The facility will monitor for malicious activity around the clock and serve as a platform for new pilot projects and capabilities in the years to come.
California is fortifying its data and digital assets with the launch of the state’s first Security Operations Center (SOC).
The state said in a blog post that the cybersecurity center, which went live in July, will defend California around the clock as it operates out of the California Department of Technology’s (CDT) Office of Information Security.
“CDT is proud of this new and critically beneficial capability as it is believed to be one of the few SOCs of its type in state government within the United States,” reads a CDT announcement.

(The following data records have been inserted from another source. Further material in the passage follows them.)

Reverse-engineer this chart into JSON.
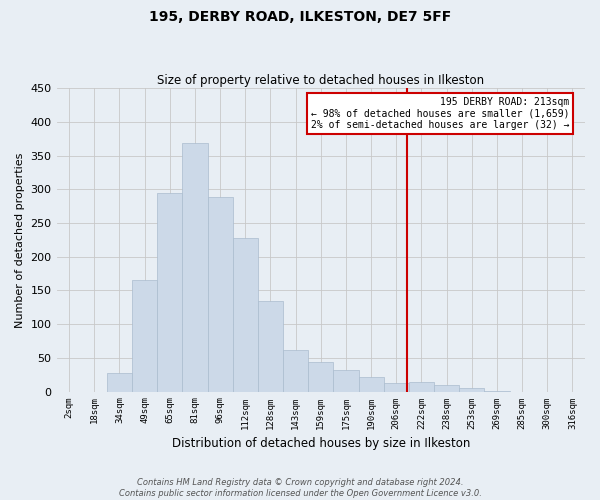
{
  "title": "195, DERBY ROAD, ILKESTON, DE7 5FF",
  "subtitle": "Size of property relative to detached houses in Ilkeston",
  "xlabel": "Distribution of detached houses by size in Ilkeston",
  "ylabel": "Number of detached properties",
  "bar_labels": [
    "2sqm",
    "18sqm",
    "34sqm",
    "49sqm",
    "65sqm",
    "81sqm",
    "96sqm",
    "112sqm",
    "128sqm",
    "143sqm",
    "159sqm",
    "175sqm",
    "190sqm",
    "206sqm",
    "222sqm",
    "238sqm",
    "253sqm",
    "269sqm",
    "285sqm",
    "300sqm",
    "316sqm"
  ],
  "bar_heights": [
    0,
    0,
    28,
    165,
    295,
    368,
    288,
    228,
    135,
    62,
    44,
    32,
    22,
    13,
    14,
    10,
    5,
    1,
    0,
    0,
    0
  ],
  "bar_color": "#ccd9e8",
  "bar_edge_color": "#aabcce",
  "grid_color": "#c8c8c8",
  "background_color": "#e8eef4",
  "vline_color": "#cc0000",
  "annotation_title": "195 DERBY ROAD: 213sqm",
  "annotation_line1": "← 98% of detached houses are smaller (1,659)",
  "annotation_line2": "2% of semi-detached houses are larger (32) →",
  "annotation_box_facecolor": "#ffffff",
  "annotation_border_color": "#cc0000",
  "ylim": [
    0,
    450
  ],
  "yticks": [
    0,
    50,
    100,
    150,
    200,
    250,
    300,
    350,
    400,
    450
  ],
  "footnote1": "Contains HM Land Registry data © Crown copyright and database right 2024.",
  "footnote2": "Contains public sector information licensed under the Open Government Licence v3.0."
}
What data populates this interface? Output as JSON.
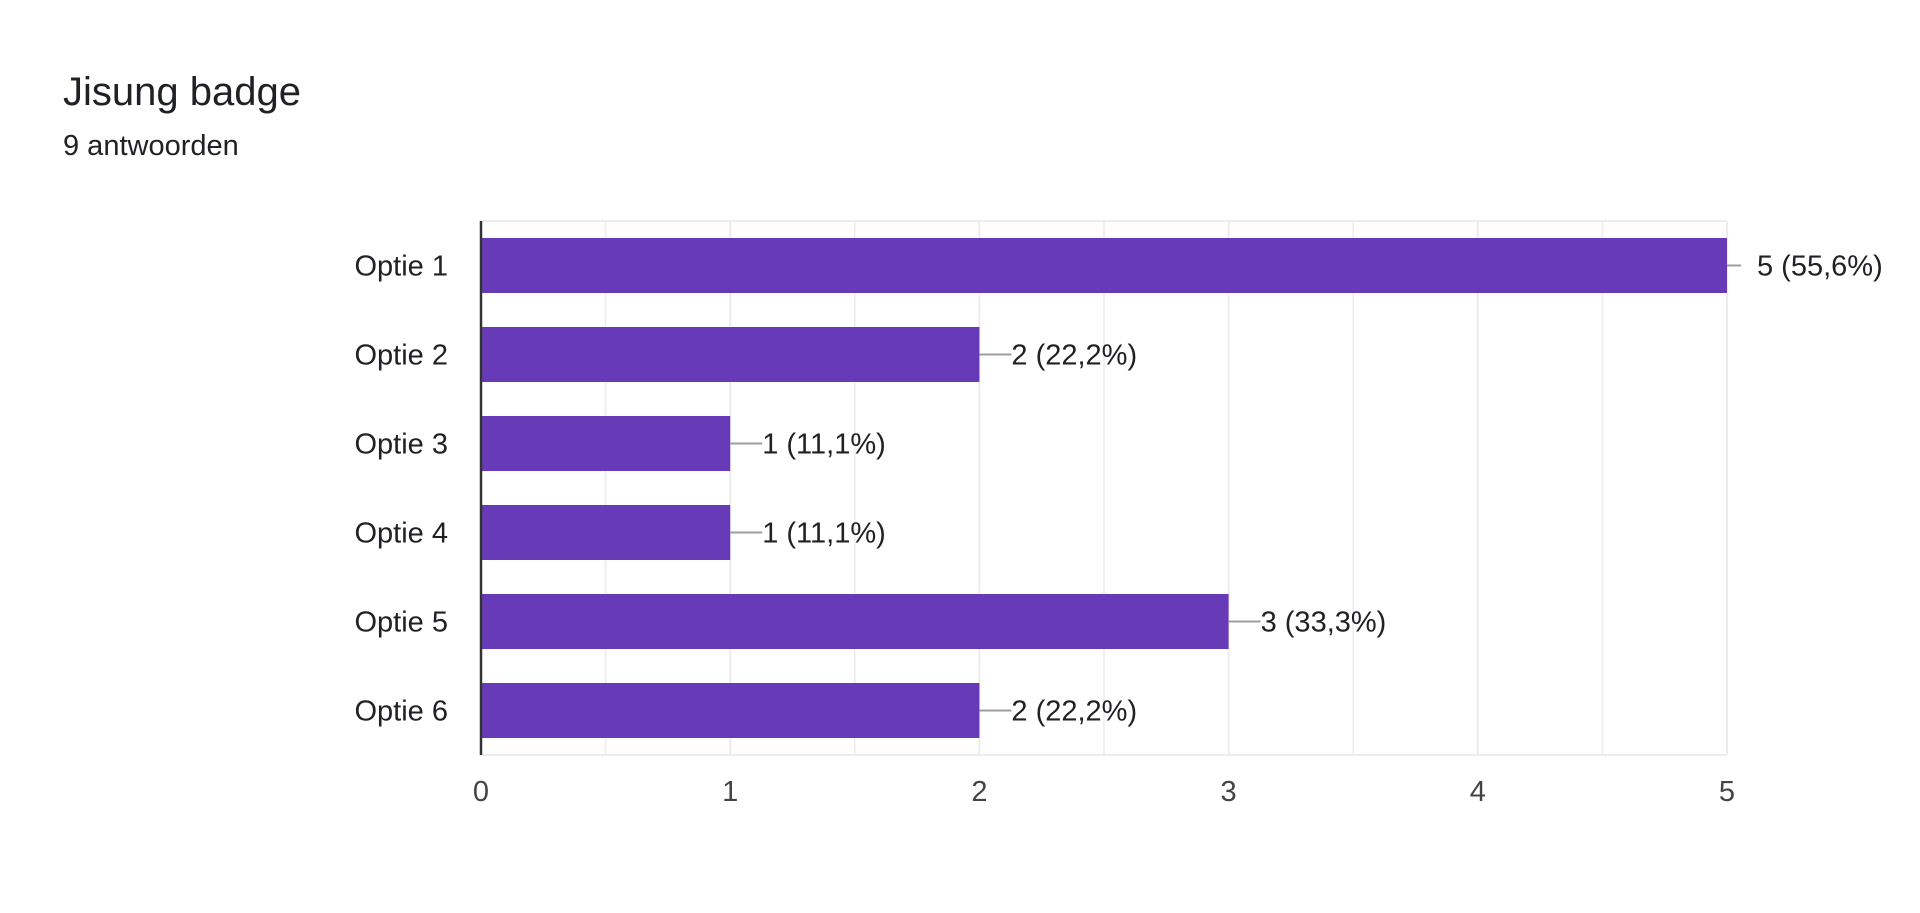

The center is set to be built and released in phases. The first phase, that began at the start of California’s fiscal year in July, dealt with the initial installation of equipment and software to protect and defend the California Government Enterprise Network (CGEN), a state network that allows agencies to access the Internet, servers and applications hosted by the CDT and other departments.
The next phase will expand the center’s protection and defense services to cover additional systems and IT assets controlled by the CDT, while final phases of the project are expected to see the center partner with a state agency in a cybersecurity pilot that will evolve into an official program that can be offered to any interested California government entities.
The state said the center will be manned by the CDT’s IT employees but will also rely on active staff from the California Military Department — organizations connected to the state’s Army National Guard, Air National Guard and Military Reserve. Officials said that this was done to make sure the center was well staffed.
“As is widely known, acquiring and retaining IT security specialists is difficult due to the vast shortage of individuals with these skills,” the CDT stated. “This innovative model allows for tapping multiple sources for those skills.”
At the National Association of State Information Officers mid-year conference in April, California Deputy Chief Information Officer Chris Cruz told StateScoop the center would be milestone for cybersecurity that would not only protect mission critical systems, but would encrypt data both in transit on the web and at rest on network servers.
“We are going to protect our security endpoints here and protect all mission critical data that comes in and out of the state's firewall through the statewide data center,” Cruz said. “Then [we’re] looking at endpoint encryption, intrusion detection, and putting intrusion prevention services throughout other networks that come in and integrate with our statewide network.”
Cruz said the state is also intended to increase the center's impact through partnerships with California academic institutions including California State University systems, K-12 education systems, and “any peer-to-peer relationships” to provide greater protection. On top of these, the CDT says it's working with the California Cyber Security Integration Center, which delivers curated IT threat intelligence and large-scale IT incident response.